Expression of glutamine carrier proteins directly determines levels of intracellular glutamine, which is exchanged (via SLC7A5) with leucine, affecting mTORC1 activity. Upon its conversion to glutamate by GLS, glutamine provides a key source of carbon for the TCA cycle, [9]. Many glutamine transporters and GLS are upregulated in cancer [10].

Elevated uptake and availability of glutamine in cancer cells can be attributed to both transcriptional and post translational regulation. Transcriptionally, c-Myc, which is often deregulated in cancer, induces the transcription of glutamine transporters SLC38A5 and SLC1A5 and upregulates expression of GLS, via its silencing of mir23a/b expression [11]. Via ATF4, Myc also induces apoptosis upon glutamine deprivation [12, 13], which can be attenuated by asparagine – a product of both glutamine carbon and nitrogen metabolism [14]. K-Ras contributes to glutamine utilization pathway by rerouting glutamine carbon flow into the TCA cycle, through downregulating expression of GLUD1 (GDH) and activation of GOT1 [15]. Glutamine anaplerosis is also regulated by SIRT4 [16] and antagonized by mTORC1 mediated activation of glutamate dehydrogenase (GDH) [17].

In our recent report [18], we identified a new way in which glutamine metabolism is regulated. The microtubule-targeting chemotherapeutic reagent paclitaxel triggers endoplasmic reticulum (ER) stress, thereby promoting proteosomal degradation of two glutamine transporters SLC1A5 and SLC38A2 (Figure 1). This degradation is specifically mediated by the ubiquitin ligase RNF5 and ultimately leads to mTOR inactivation, autophagy and apoptosis of breast cancer cells [18]. RNF5 regulates the turnover of SLC1A5 and SLC38A2 in about 30% of breast cancer patients that are responsive to taxanes-based therapies, which is associated with better prognosis. Overall, the level of the glutamine carrier proteins SLC1A5 and SLC38A2 was found to be excellent predictor of the outcome for breast cancer patients where a low level of these carrier proteins associates with a better outcome, including a better response to therapy [18]. The latter suggests that attenuating either the expression or the activity of SLC1A5 could render tumors more susceptible to therapy. Likewise, the inhibition of glutamine metabolism by targeting different steps along this metabolic pathway is expected to attenuate tumor growth.

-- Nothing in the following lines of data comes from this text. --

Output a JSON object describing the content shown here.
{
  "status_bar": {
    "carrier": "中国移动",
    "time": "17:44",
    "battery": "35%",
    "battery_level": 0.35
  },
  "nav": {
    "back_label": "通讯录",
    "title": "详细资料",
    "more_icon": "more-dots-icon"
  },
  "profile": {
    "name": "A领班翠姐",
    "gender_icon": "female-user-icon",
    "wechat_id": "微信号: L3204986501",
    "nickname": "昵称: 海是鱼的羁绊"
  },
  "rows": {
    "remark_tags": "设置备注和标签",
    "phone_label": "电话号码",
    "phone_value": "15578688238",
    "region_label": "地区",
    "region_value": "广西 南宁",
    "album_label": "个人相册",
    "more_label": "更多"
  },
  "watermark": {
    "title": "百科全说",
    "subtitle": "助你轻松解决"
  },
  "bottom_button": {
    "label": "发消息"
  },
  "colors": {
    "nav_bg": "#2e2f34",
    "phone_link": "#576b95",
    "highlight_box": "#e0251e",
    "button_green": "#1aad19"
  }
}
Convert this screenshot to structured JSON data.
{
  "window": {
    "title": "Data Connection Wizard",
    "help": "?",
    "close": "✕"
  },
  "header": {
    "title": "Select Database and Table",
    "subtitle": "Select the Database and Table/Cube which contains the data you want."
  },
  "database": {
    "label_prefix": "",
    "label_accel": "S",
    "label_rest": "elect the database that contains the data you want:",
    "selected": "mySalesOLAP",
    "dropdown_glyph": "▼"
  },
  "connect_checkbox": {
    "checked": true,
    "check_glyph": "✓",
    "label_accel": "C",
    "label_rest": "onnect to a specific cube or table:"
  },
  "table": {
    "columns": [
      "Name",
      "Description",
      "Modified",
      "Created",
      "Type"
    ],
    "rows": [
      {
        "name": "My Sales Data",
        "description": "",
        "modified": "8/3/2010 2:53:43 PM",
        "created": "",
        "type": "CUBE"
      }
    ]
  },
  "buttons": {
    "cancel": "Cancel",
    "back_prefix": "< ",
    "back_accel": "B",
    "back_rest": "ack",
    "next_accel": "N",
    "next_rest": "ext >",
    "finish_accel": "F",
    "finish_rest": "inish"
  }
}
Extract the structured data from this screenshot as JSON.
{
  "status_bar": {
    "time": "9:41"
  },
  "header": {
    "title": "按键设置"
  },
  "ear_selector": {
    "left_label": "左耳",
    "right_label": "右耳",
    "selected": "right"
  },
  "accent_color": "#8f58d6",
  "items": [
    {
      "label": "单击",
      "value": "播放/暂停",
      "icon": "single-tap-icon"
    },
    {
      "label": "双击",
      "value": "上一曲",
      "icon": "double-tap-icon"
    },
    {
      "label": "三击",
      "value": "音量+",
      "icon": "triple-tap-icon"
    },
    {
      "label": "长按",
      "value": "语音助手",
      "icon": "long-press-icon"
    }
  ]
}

Among the questions that remain to be addressed is the importance of glutamine metabolism in the tumor microenvironment, as opposed to the tumor per se. The dynamic interactions between the cancer-associated stromal cells (i.e., fibroblasts, endothelial and immune cells), and the tumor are key drivers of malignancy. Expression and activity of glutamine carrier proteins in stromal cells is expected to differ from the core tumor due to a different oxygen tension as well as altered transcriptional and post translational control mechanisms. At present the impact of altered glutamine metabolism in stroma, and its effect on tumor progression and response to therapy, remains an important area that deserves careful assessment.

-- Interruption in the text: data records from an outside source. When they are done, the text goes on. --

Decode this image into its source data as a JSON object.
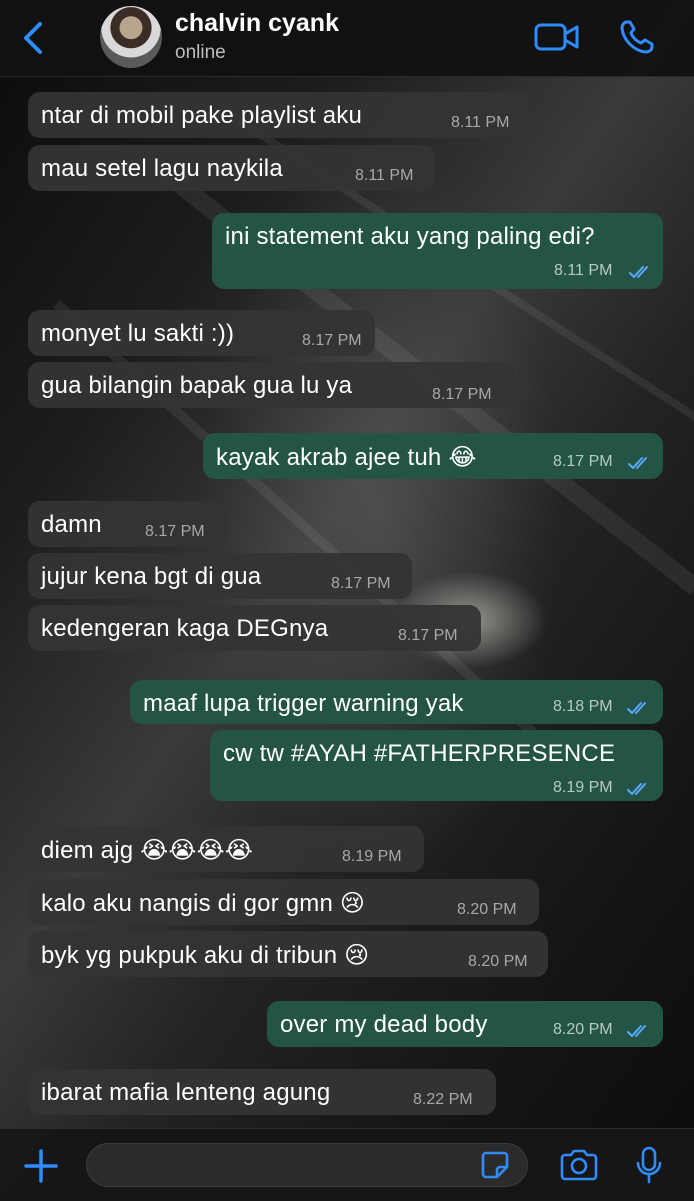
{
  "header": {
    "contact_name": "chalvin cyank",
    "status": "online"
  },
  "colors": {
    "accent": "#2f8cff",
    "incoming_bubble": "#343434",
    "outgoing_bubble": "#235446",
    "read_ticks": "#5aa9ff"
  },
  "messages": [
    {
      "dir": "in",
      "text": "ntar di mobil pake playlist aku",
      "time": "8.11 PM"
    },
    {
      "dir": "in",
      "text": "mau setel lagu naykila",
      "time": "8.11 PM"
    },
    {
      "dir": "out",
      "text": "ini statement aku yang paling edi?",
      "time": "8.11 PM",
      "status": "read"
    },
    {
      "dir": "in",
      "text": "monyet lu sakti :))",
      "time": "8.17 PM"
    },
    {
      "dir": "in",
      "text": "gua bilangin bapak gua lu ya",
      "time": "8.17 PM"
    },
    {
      "dir": "out",
      "text": "kayak akrab ajee tuh 😂",
      "time": "8.17 PM",
      "status": "read"
    },
    {
      "dir": "in",
      "text": "damn",
      "time": "8.17 PM"
    },
    {
      "dir": "in",
      "text": "jujur kena bgt di gua",
      "time": "8.17 PM"
    },
    {
      "dir": "in",
      "text": "kedengeran kaga DEGnya",
      "time": "8.17 PM"
    },
    {
      "dir": "out",
      "text": "maaf lupa trigger warning yak",
      "time": "8.18 PM",
      "status": "read"
    },
    {
      "dir": "out",
      "text": "cw tw #AYAH #FATHERPRESENCE",
      "time": "8.19 PM",
      "status": "read"
    },
    {
      "dir": "in",
      "text": "diem ajg 😭😭😭😭",
      "time": "8.19 PM"
    },
    {
      "dir": "in",
      "text": "kalo aku nangis di gor gmn 😢",
      "time": "8.20 PM"
    },
    {
      "dir": "in",
      "text": "byk yg pukpuk aku di tribun 😢",
      "time": "8.20 PM"
    },
    {
      "dir": "out",
      "text": "over my dead body",
      "time": "8.20 PM",
      "status": "read"
    },
    {
      "dir": "in",
      "text": "ibarat mafia lenteng agung",
      "time": "8.22 PM"
    }
  ],
  "composer": {
    "input_value": "",
    "icons": [
      "plus-icon",
      "sticker-icon",
      "camera-icon",
      "mic-icon"
    ]
  }
}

These observations support the idea that inhibitors of glutamine metabolism should be evaluated for clinical impact in oncology. A small molecule inhibitor of glutamine transport (gamma-l-glutamyl-p-nitroanilide) is currently being evaluated in clinical trials [19] and GLS has been validated as a therapeutic target in animal models of some cancers [20-22], leading to Phase I trials of the GLS inhibitor (CB-839) (https://www.clinicaltrials.gov/). Additional clinical implications include the potential use of aspects of glutamine metabolism to stratify patients for particular therapies or to monitor their effectiveness, as we have demonstrated for SLC1A5 [18]. A greater understanding of glutamine metabolism in both the tumor and in its microenvironment (i.e., stroma, immune system) will enable assessment of opportunities for the fine-tuning of this important regulatory axis as a way to antagonize uncontrolled cell growth.